Late Thursday, Moody's Investors Service downgraded numerous global banks, citing significant exposure to volatility and the risk of large losses from capital markets activities.
But analysts largely took a positive view, saying the decisions were on the whole slightly less negative than many investors had feared. Only one company, Credit Suisse Group, had its rating cut by three notches. Two others, Morgan Stanley and UBS, had faced three-notch reductions but were downgraded only two levels.
The immediate effect was to dispel concerns that had hung over the market since February. "It appears that a headwind has been removed," Keefe, Bruyette & Woods analyst David Konrad wrote in a note to clients.
The U.S.-listed shares of Credit Suisse rose 1.2%, and UBS's added 2.1%.
In Europe, markets were mostly lower, with the Stoxx Europe 600 falling 0.7%, as more downbeat economic data weighed on sentiment. June data showed Germany's Ifo index of business confidence fell more than expected. Benchmark indexes in the U.K., Germany and France all rose for the third week in a row.
Meanwhile, Spain's IBEX 35 index bucked the trend by rallying 1.5%, after an external audit said the country's banks will need to increase capital by up to 62 billion euros ($77.75 billion) to survive a worst-case scenario.
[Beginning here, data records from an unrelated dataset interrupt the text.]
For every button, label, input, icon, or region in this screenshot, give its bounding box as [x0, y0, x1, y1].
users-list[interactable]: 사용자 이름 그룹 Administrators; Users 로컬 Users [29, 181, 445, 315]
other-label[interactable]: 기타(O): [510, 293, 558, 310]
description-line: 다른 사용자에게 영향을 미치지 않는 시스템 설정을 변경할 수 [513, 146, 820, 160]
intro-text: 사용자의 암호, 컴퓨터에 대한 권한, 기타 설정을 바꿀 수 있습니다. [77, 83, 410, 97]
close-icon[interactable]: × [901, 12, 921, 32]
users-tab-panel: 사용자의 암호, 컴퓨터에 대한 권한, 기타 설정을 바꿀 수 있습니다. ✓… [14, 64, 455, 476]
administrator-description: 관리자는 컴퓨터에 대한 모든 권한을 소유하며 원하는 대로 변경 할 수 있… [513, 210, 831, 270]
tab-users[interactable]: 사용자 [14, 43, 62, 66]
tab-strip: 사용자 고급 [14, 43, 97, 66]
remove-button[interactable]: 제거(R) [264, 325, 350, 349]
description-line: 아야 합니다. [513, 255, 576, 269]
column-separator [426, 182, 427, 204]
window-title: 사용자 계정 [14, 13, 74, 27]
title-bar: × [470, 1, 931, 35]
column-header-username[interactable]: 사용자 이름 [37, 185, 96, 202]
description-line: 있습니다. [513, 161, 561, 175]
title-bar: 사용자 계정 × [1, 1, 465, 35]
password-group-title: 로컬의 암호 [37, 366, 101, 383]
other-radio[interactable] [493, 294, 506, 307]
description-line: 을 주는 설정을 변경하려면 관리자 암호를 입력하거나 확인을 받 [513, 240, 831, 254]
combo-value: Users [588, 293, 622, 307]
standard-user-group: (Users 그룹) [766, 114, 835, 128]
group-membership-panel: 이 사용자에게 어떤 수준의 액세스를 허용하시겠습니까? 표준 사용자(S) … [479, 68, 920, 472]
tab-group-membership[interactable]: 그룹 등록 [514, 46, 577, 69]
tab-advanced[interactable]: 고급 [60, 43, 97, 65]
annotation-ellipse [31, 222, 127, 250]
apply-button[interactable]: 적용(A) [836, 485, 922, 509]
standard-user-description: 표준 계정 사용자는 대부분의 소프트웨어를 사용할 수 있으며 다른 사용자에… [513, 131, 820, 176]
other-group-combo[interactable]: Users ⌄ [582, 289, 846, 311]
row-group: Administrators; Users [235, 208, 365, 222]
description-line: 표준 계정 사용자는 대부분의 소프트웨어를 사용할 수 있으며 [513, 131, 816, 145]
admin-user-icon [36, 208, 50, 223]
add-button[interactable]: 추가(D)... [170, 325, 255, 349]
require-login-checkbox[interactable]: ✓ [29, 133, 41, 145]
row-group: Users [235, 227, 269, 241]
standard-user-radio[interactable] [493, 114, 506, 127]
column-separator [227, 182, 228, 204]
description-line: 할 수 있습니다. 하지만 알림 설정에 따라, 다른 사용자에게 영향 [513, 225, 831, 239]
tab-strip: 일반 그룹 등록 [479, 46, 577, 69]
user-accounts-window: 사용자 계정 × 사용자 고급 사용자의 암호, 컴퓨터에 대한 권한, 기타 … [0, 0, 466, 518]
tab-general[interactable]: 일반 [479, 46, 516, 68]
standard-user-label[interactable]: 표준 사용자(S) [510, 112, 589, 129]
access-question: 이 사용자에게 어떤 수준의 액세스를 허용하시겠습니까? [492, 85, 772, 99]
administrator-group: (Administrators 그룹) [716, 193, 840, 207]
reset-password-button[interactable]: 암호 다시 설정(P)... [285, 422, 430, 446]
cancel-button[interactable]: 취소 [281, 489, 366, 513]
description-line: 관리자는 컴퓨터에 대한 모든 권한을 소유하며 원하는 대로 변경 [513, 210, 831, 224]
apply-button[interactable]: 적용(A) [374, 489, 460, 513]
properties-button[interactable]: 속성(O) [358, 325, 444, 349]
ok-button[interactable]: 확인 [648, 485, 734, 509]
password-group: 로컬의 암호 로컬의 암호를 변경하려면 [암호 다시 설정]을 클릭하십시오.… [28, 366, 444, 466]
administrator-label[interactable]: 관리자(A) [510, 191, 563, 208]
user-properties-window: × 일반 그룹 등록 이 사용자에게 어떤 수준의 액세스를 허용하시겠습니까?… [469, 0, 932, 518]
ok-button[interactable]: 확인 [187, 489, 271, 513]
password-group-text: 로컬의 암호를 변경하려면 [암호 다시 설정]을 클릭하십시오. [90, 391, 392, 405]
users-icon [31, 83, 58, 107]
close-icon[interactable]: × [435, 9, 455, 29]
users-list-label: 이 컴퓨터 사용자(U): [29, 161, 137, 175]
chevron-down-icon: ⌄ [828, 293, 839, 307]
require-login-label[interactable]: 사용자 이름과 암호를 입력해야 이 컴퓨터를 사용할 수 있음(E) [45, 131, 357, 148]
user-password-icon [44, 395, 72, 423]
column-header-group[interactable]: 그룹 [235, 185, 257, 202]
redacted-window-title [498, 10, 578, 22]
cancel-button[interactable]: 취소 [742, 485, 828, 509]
That number was a lot lower than many had feared.
The European Central Bank said it would offer loans to euro-zone banks in exchange for a wider range of collateral, accepting securities such as car loans and certain mortgage-backed securities, in a move seen as an attempt to provide liquidity to Spanish banks.
Asian markets were broadly lower on the back of U.S. weakness Thursday, with Japan's Nikkei Stock Average losing 0.3% but rising 2.7% on the week, its third weekly gain in a row. Hong Kong's Hang Seng Index slumped 1.4%, down 1.2% on the week and six of the past seven.
Crude-oil futures added $1.56 a barrel, or 2%, to $79.76. Gold rose $1.50 a troy ounce, or 0.1%, to $1,566.
The dollar rose against the yen but lost ground to the euro.
In corporate news, Ryder System slid 13%, the biggest decline among the S&P 500 components. The truck-rental company lowered its second-quarter and full-year earnings outlooks, citing lower-than-expected demand.
Facebook rose 3.8%, extending its more-than-20% rally from its early June lows, which followed concerns about the social network's valuation and botched initial public offering.
Harvest Natural Resources soared 87% after the energy company agreed to sell its Venezuela assets to Indonesia's PT Pertamina for $752 million.
Darden Restaurants declined 0.7% after the operator of Olive Garden and Red Lobster projected continued weak growth for its major brands, citing expectations of a "frustratingly slow" economic recovery.
Associated Estates Realty dropped 2.1% after the real-estate investment trust said it planned a public offering of 5.5 million shares of its common stock.